In one neighbourhood of occupied Jerusalem, no one is quite sure who their government is.

The suffocatingly dense district of Shuafat is a Palestinian refugee camp that has grown into a maze of illegally built high-rises, but the Palestinian National Authority has no power here.

Israel considers Shuafat under its jurisdiction — its residents pay tax — yet people say the only state presence they feel is when soldiers come in.

Sewage spills on to the road, rubbish burns in old oil drums, and there is no mail system. Few streets have names. Israeli ambulances and fire trucks won’t enter.

So for many residents of Shuafat, the closest thing to a government is the United Nations Relief and Works Agency, UNRWA.

The body was set up to help Palestinians uprooted in the 1948 Arab-Israeli war — at the time considered a temporary crisis. In the absence of peace, UNRWA has continued operations for seven decades, running schools, clinics, sanitation efforts and shelters.

But the aid agency is in crisis after Washington targeted its funding. For the residents on the crowded streets of Shuafat, already notorious as the drug and crime centre of occupied Jerusalem, an end to UNRWA would mean the collapse of nearly all their infrastructure.

Donald Trump says he is using humanitarian aid to Shuafat and more than 5 million Palestinians across the Middle East as leverage to force their leaders into signing up to his yet-to-be-detailed peace initiative.

“That money is on the table and that money’s not going to them unless they sit down and negotiate peace,” he said on Thursday, sitting opposite Israel’s prime minister, Benjamin Netanyahu.

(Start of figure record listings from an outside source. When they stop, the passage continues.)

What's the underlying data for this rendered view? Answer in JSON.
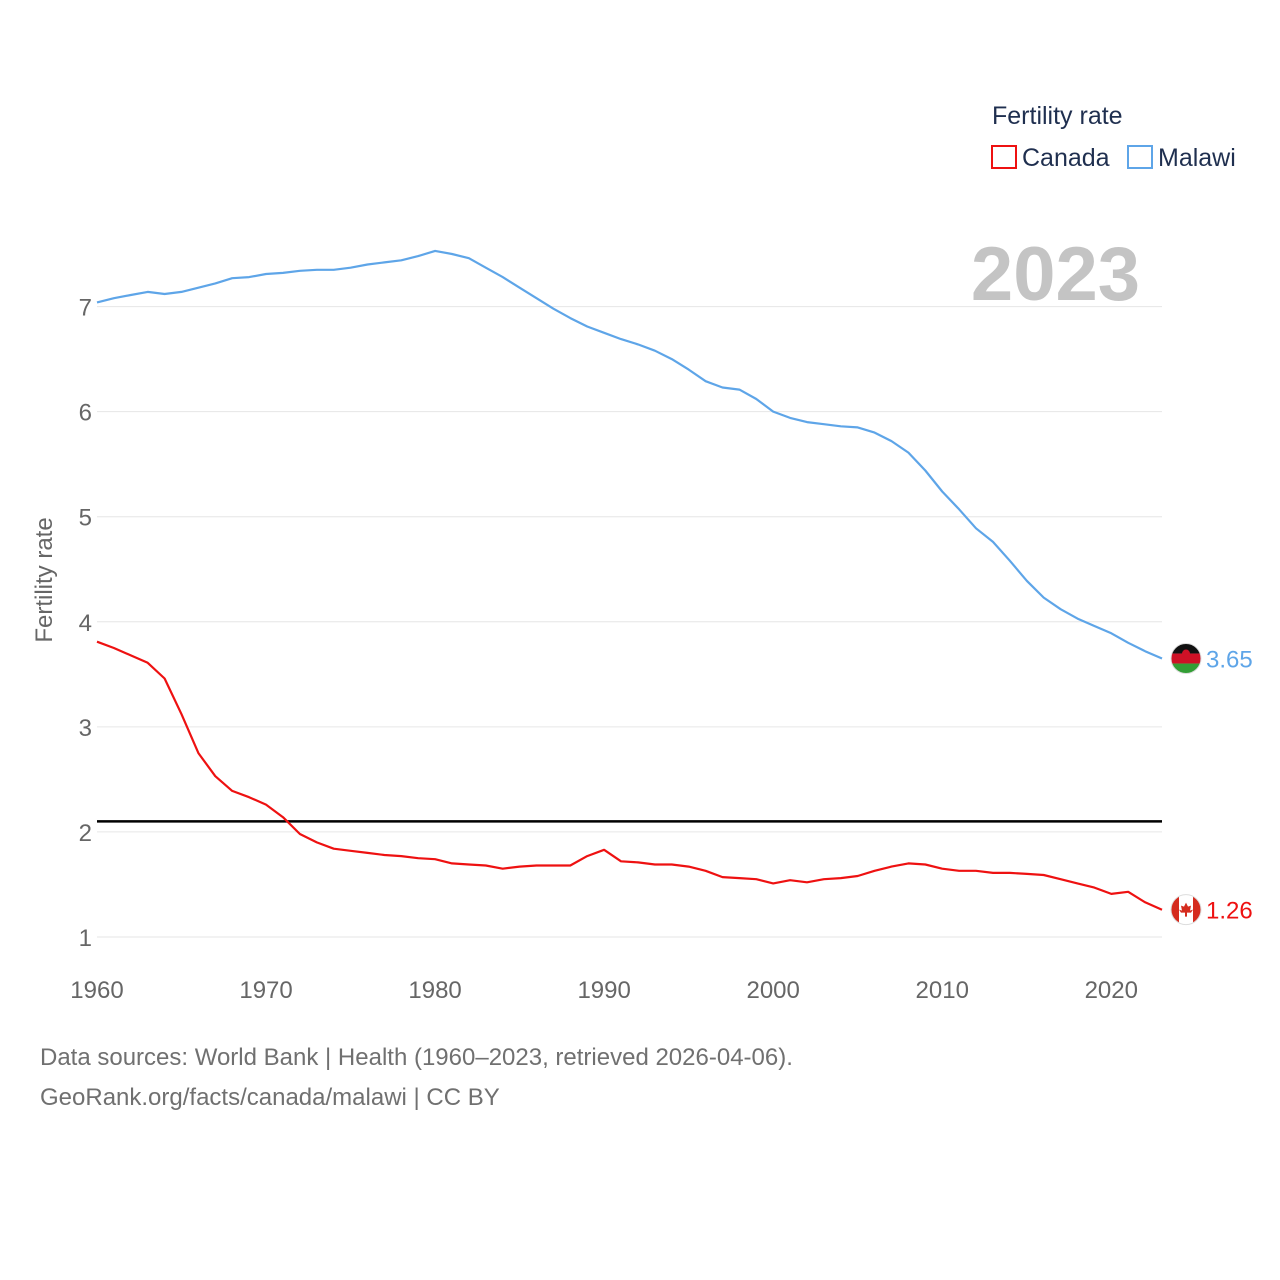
{
  "chart_data": {
    "type": "line",
    "ylabel": "Fertility rate",
    "xlabel": "",
    "xlim": [
      1960,
      2023
    ],
    "ylim": [
      0.8,
      7.9
    ],
    "x_ticks": [
      1960,
      1970,
      1980,
      1990,
      2000,
      2010,
      2020
    ],
    "y_ticks": [
      1,
      2,
      3,
      4,
      5,
      6,
      7
    ],
    "reference_line": 2.1,
    "current_year": "2023",
    "legend": {
      "title": "Fertility rate",
      "position": "top-right"
    },
    "series": [
      {
        "name": "Canada",
        "color": "#ee1111",
        "end_label": "1.26",
        "flag": "canada-flag",
        "x": [
          1960,
          1961,
          1962,
          1963,
          1964,
          1965,
          1966,
          1967,
          1968,
          1969,
          1970,
          1971,
          1972,
          1973,
          1974,
          1975,
          1976,
          1977,
          1978,
          1979,
          1980,
          1981,
          1982,
          1983,
          1984,
          1985,
          1986,
          1987,
          1988,
          1989,
          1990,
          1991,
          1992,
          1993,
          1994,
          1995,
          1996,
          1997,
          1998,
          1999,
          2000,
          2001,
          2002,
          2003,
          2004,
          2005,
          2006,
          2007,
          2008,
          2009,
          2010,
          2011,
          2012,
          2013,
          2014,
          2015,
          2016,
          2017,
          2018,
          2019,
          2020,
          2021,
          2022,
          2023
        ],
        "values": [
          3.81,
          3.75,
          3.68,
          3.61,
          3.46,
          3.12,
          2.75,
          2.53,
          2.39,
          2.33,
          2.26,
          2.14,
          1.98,
          1.9,
          1.84,
          1.82,
          1.8,
          1.78,
          1.77,
          1.75,
          1.74,
          1.7,
          1.69,
          1.68,
          1.65,
          1.67,
          1.68,
          1.68,
          1.68,
          1.77,
          1.83,
          1.72,
          1.71,
          1.69,
          1.69,
          1.67,
          1.63,
          1.57,
          1.56,
          1.55,
          1.51,
          1.54,
          1.52,
          1.55,
          1.56,
          1.58,
          1.63,
          1.67,
          1.7,
          1.69,
          1.65,
          1.63,
          1.63,
          1.61,
          1.61,
          1.6,
          1.59,
          1.55,
          1.51,
          1.47,
          1.41,
          1.43,
          1.33,
          1.26
        ]
      },
      {
        "name": "Malawi",
        "color": "#5ea5e8",
        "end_label": "3.65",
        "flag": "malawi-flag",
        "x": [
          1960,
          1961,
          1962,
          1963,
          1964,
          1965,
          1966,
          1967,
          1968,
          1969,
          1970,
          1971,
          1972,
          1973,
          1974,
          1975,
          1976,
          1977,
          1978,
          1979,
          1980,
          1981,
          1982,
          1983,
          1984,
          1985,
          1986,
          1987,
          1988,
          1989,
          1990,
          1991,
          1992,
          1993,
          1994,
          1995,
          1996,
          1997,
          1998,
          1999,
          2000,
          2001,
          2002,
          2003,
          2004,
          2005,
          2006,
          2007,
          2008,
          2009,
          2010,
          2011,
          2012,
          2013,
          2014,
          2015,
          2016,
          2017,
          2018,
          2019,
          2020,
          2021,
          2022,
          2023
        ],
        "values": [
          7.04,
          7.08,
          7.11,
          7.14,
          7.12,
          7.14,
          7.18,
          7.22,
          7.27,
          7.28,
          7.31,
          7.32,
          7.34,
          7.35,
          7.35,
          7.37,
          7.4,
          7.42,
          7.44,
          7.48,
          7.53,
          7.5,
          7.46,
          7.37,
          7.28,
          7.18,
          7.08,
          6.98,
          6.89,
          6.81,
          6.75,
          6.69,
          6.64,
          6.58,
          6.5,
          6.4,
          6.29,
          6.23,
          6.21,
          6.12,
          6.0,
          5.94,
          5.9,
          5.88,
          5.86,
          5.85,
          5.8,
          5.72,
          5.61,
          5.44,
          5.24,
          5.07,
          4.89,
          4.76,
          4.58,
          4.39,
          4.23,
          4.12,
          4.03,
          3.96,
          3.89,
          3.8,
          3.72,
          3.65
        ]
      }
    ]
  },
  "footer": {
    "sources": "Data sources: World Bank | Health (1960–2023, retrieved 2026-04-06).",
    "credit": "GeoRank.org/facts/canada/malawi | CC BY"
  }
}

Cutbacks have already started. Last year, the US was the single largest donor to UNRWA, paying $355 million (Dh1,229,4 million), close to half its operating budget. This year, it has contributed $60 million.

Blocked off by Israel’s separation barrier, there is only one exit from Shuafat into the rest of occupied Jerusalem, through a military checkpoint. There are no accurate figures regarding how many people live in the camp, which was annexed by Israel after 1967, although UNRWA estimates about 24,000 live there.

Khalid Al Shaikh, 48, works in the Palestinian Child Centre, a group in Shuafat that runs reading, music, yoga and other activities.

With overcrowding in schools — up to 46 in a class, Al Shaikh says — the group hopes to reduce psychological stress in a neighbourhood he describes as a “prison”.

A week ago, the girls’ school run by UNRWA was raided by thieves who stole computers. “There are hardly any janitors, no guards,” he said.

“If it was bad before, imagine the situation after. Trump’s decision: it’s a death sentence to the children of the camp,” he said. “If you remove these services, people have nothing left but their dignity.” He warned that the result would be violence.

Shuafat has a history of attacks, both criminal and political. In 2015, the Times of Israel described the camp as a “ticking time bomb”.

Chris Gunness, a spokesman for UNWRA, also warns of the danger of cuts. “Is it in American and Israel security interests to have the collapse of a functioning service provider in [occupied] Jerusalem?” he asked.

UNRWA also works across the West Bank and Gaza, where Trump’s Middle East policies have met an explosive reaction.

A joint Palestinian-Israeli poll found support for armed action among Palestinians jumped 17 per cent immediately after the US president said he would recognise occupied Jerusalem as Israel’s capital. The declaration broke international consensus that the city’s status would be negotiated by the two sides. Trump now says that issue is off the table.

More than half of the Palestinian refugees UNRWA supports live in other countries — Lebanon, Syria and Jordan. In Lebanon, slum-like conditions and state discrimination in camps regularly lead to clashes with the army.

“We run schools for over half a million children across the region,” said Gunness. “Imagine if those services were to stop ... You would have half a million children on the streets of the Middle East and not in UN schools at a time when extremists are in full recruitment mode. How does that fit with the counter-terrorism narrative of western governments? How does that contribute towards stability in the Middle East?”

UNRWA’s commissioner-general has been travelling around the world meeting governments and individuals in an attempt to cover the shortfall. A public campaign, named “dignity is priceless “, has launched online.

For the moment, Gunness says UNRWA is determined not to make any cuts: “We are robustly determined to maintain services because we are talking about some of the most disadvantaged people in the region.”